Cette promotion des femmes s'accompagne, sur les réseaux sociaux, de très nombreuses photos de combattantes sur le front.
- We are not afraid of #islamicstate says Khazal Ike of the #pkk. - They are afraid of us. #iraq #makhmour pic.twitter.com/Em56U7RGaH
— Kjetil Iden (@tv2iden) 11 Août 2014
A #Kobane, elles sont en premières lignes contre #EIIL. Et préfèrent la mort à la capture. pic.twitter.com/Tmoy0MB6Ij
— Breaking 3.0 (@Breaking3zero) 6 Octobre 2014
A tel point que certains dénoncent une "glamourisation" de la guerre, selon France Info. H&M a d'ailleurs dû s'excuser pour une combinaison ressemblant étrangement à l'uniforme des combattantes kurdes, relate le Dailymail (en anglais).
H&M have been inspired by the Kurdish female fighters. pic.twitter.com/3QzC7nQgsA
— Wasan Shoresh (@K4life_) 5 Octobre 2014
Un atout et des revendications
Dans leur lutte, de nombreuses combattantes affirment avoir un avantage : les jihadistes ont peur d'elles. Se faire tuer par une femme interdirait l'entrée au paradis. Une Kurde syrienne affirme à Foreign Policy (en anglais) que "ces mecs d'Al-Qaïda deviennent dingues quand ils entendent qu'ils combattent des femmes". A l'AFP, une autre raconte "qu'ils avaient plus peur de nous que des hommes. Ils pensent qu’ils iront en enfer s’ils sont tués par une femme."

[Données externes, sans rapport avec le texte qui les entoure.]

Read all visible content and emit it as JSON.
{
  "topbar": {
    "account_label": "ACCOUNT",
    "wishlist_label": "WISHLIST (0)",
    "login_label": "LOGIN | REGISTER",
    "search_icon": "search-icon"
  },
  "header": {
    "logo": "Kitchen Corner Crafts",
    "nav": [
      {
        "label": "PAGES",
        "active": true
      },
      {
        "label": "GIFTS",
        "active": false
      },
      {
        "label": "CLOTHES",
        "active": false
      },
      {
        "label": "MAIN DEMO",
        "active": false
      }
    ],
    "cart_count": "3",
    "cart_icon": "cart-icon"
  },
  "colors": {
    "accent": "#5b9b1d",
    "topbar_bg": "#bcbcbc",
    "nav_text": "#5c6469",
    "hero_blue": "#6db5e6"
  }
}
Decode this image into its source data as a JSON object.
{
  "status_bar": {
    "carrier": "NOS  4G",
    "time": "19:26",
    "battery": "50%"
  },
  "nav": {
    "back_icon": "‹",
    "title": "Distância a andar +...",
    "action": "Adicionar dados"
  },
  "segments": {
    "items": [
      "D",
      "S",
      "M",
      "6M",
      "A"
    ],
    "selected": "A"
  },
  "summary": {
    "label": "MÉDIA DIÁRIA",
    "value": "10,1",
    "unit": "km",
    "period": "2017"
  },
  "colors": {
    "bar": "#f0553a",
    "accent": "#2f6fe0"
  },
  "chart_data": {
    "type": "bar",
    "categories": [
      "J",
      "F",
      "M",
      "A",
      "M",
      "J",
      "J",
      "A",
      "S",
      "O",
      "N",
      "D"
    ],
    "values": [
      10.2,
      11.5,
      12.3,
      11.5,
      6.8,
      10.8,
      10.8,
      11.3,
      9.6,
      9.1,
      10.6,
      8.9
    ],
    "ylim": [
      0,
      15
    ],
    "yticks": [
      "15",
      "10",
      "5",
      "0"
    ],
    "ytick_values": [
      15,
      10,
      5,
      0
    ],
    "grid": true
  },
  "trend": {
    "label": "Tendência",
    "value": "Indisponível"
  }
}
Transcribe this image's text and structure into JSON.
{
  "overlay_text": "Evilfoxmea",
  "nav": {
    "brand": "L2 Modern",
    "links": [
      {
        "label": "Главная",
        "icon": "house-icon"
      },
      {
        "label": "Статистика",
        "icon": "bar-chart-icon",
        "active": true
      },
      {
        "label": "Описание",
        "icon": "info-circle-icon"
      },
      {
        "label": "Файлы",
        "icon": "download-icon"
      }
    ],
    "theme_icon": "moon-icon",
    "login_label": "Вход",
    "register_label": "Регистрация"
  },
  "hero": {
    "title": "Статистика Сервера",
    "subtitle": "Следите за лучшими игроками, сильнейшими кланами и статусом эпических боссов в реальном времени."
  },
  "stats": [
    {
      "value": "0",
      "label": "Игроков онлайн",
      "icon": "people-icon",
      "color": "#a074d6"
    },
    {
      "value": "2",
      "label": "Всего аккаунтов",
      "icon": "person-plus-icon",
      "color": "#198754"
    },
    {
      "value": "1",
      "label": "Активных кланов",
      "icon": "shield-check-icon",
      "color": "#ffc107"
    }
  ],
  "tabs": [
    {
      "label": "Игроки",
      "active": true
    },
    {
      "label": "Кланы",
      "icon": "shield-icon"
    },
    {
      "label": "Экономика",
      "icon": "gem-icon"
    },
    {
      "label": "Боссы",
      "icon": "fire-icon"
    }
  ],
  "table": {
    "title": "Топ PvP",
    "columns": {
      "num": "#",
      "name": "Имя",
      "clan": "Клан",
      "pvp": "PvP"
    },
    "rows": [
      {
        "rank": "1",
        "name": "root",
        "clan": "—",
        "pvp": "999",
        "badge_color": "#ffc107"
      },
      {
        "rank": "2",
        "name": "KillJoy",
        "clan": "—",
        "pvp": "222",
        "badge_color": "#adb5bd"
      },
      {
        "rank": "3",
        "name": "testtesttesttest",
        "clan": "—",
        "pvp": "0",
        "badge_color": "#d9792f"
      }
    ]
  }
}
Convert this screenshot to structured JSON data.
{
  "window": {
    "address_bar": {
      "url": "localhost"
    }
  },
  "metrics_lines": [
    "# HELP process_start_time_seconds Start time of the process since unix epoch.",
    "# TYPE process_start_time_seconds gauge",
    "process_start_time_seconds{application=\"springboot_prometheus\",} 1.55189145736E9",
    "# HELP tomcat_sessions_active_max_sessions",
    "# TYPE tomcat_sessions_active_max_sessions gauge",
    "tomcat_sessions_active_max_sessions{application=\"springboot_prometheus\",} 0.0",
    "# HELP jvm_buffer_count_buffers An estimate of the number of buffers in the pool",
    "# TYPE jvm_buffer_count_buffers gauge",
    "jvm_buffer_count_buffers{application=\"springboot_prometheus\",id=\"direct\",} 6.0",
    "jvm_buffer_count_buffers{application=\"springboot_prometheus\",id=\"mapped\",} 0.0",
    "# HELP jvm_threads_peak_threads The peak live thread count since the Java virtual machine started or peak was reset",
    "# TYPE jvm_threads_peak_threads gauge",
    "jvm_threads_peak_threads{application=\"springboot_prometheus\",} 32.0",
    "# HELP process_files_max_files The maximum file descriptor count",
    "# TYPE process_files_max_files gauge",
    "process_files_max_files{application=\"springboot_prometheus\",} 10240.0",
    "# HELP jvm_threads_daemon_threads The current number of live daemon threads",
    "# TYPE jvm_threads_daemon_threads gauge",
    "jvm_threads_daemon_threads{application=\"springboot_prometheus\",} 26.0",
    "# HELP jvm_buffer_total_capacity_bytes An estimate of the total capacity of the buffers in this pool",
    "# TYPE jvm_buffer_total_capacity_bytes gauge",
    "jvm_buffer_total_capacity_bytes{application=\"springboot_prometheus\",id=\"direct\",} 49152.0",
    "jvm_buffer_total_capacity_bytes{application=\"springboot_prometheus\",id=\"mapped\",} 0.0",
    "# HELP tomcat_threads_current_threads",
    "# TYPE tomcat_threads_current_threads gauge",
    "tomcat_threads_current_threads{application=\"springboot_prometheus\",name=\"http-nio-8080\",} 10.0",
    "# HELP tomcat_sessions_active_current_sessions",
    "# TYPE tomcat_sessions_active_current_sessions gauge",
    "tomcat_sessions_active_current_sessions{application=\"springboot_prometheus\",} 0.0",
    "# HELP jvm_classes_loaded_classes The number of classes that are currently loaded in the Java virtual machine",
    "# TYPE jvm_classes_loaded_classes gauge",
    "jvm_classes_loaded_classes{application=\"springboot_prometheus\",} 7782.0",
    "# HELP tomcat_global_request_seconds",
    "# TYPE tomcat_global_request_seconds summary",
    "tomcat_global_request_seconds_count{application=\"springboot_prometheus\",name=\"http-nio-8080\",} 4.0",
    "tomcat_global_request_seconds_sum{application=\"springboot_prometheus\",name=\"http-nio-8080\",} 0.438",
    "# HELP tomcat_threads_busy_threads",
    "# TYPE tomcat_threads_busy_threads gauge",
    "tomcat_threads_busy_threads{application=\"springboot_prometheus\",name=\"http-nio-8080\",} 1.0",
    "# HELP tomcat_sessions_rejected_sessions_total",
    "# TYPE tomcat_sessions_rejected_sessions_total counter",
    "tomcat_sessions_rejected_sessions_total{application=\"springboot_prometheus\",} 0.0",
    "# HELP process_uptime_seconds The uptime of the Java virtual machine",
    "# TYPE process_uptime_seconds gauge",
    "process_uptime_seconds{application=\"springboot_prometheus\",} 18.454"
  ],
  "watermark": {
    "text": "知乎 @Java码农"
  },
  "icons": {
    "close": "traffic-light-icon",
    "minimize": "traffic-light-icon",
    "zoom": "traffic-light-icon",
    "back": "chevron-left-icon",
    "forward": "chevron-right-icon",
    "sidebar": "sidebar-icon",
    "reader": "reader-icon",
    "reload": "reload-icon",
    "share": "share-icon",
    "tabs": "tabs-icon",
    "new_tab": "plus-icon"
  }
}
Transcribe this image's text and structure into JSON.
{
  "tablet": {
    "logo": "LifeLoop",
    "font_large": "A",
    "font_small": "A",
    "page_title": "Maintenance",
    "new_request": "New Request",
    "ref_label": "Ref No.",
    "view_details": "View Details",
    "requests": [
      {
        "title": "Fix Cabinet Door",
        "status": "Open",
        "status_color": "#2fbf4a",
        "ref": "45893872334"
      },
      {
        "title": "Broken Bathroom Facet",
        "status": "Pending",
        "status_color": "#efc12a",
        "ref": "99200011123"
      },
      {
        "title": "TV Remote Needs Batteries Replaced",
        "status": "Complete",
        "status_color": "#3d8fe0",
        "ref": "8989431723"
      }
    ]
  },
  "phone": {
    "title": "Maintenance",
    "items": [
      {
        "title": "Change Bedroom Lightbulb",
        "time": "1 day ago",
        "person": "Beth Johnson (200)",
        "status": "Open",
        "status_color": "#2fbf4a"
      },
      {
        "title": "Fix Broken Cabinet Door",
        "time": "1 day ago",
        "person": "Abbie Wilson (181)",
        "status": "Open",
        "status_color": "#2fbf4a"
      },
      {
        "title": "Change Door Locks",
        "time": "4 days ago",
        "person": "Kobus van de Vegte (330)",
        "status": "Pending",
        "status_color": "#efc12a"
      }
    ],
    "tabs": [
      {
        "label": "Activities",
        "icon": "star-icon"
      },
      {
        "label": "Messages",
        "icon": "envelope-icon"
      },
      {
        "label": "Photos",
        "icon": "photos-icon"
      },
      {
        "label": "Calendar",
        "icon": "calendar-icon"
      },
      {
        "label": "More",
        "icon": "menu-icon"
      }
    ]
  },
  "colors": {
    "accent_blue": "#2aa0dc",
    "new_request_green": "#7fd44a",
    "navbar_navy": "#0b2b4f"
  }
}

Sur le front, elles occuperaient la même place que les hommes. "Les combats qui ont lieu sont de l'ordre de la guérilla, ils ne nécessitent pas une force physique particulière, affirme Sandrine Alexie, de l'Institut kurde de Paris, à 20 Minutes. Les femmes remplissent donc les mêmes missions que les hommes ; elles ont même la réputation de faire de meilleurs snipers parce qu'elles seraient plus patientes."
In #Kobane, Kurdish women fighters gave a new meaning to womanhood & deconstructed the patriarchal hierarchies. Feminism couldnt do that.
— Kamal Chomani (@KamalChomani) 5 Octobre 2014
Dans un reportage au Kurdistan irakien, Slate tempère. Si les femmes peuvent se battre, "elles restent extrêmement minoritaires dans la société et ne sauraient faire oublier les très fortes inégalités qui persistent, et le véritable fléau national que sont au Kurdistan la violence domestique et les crimes d’honneur".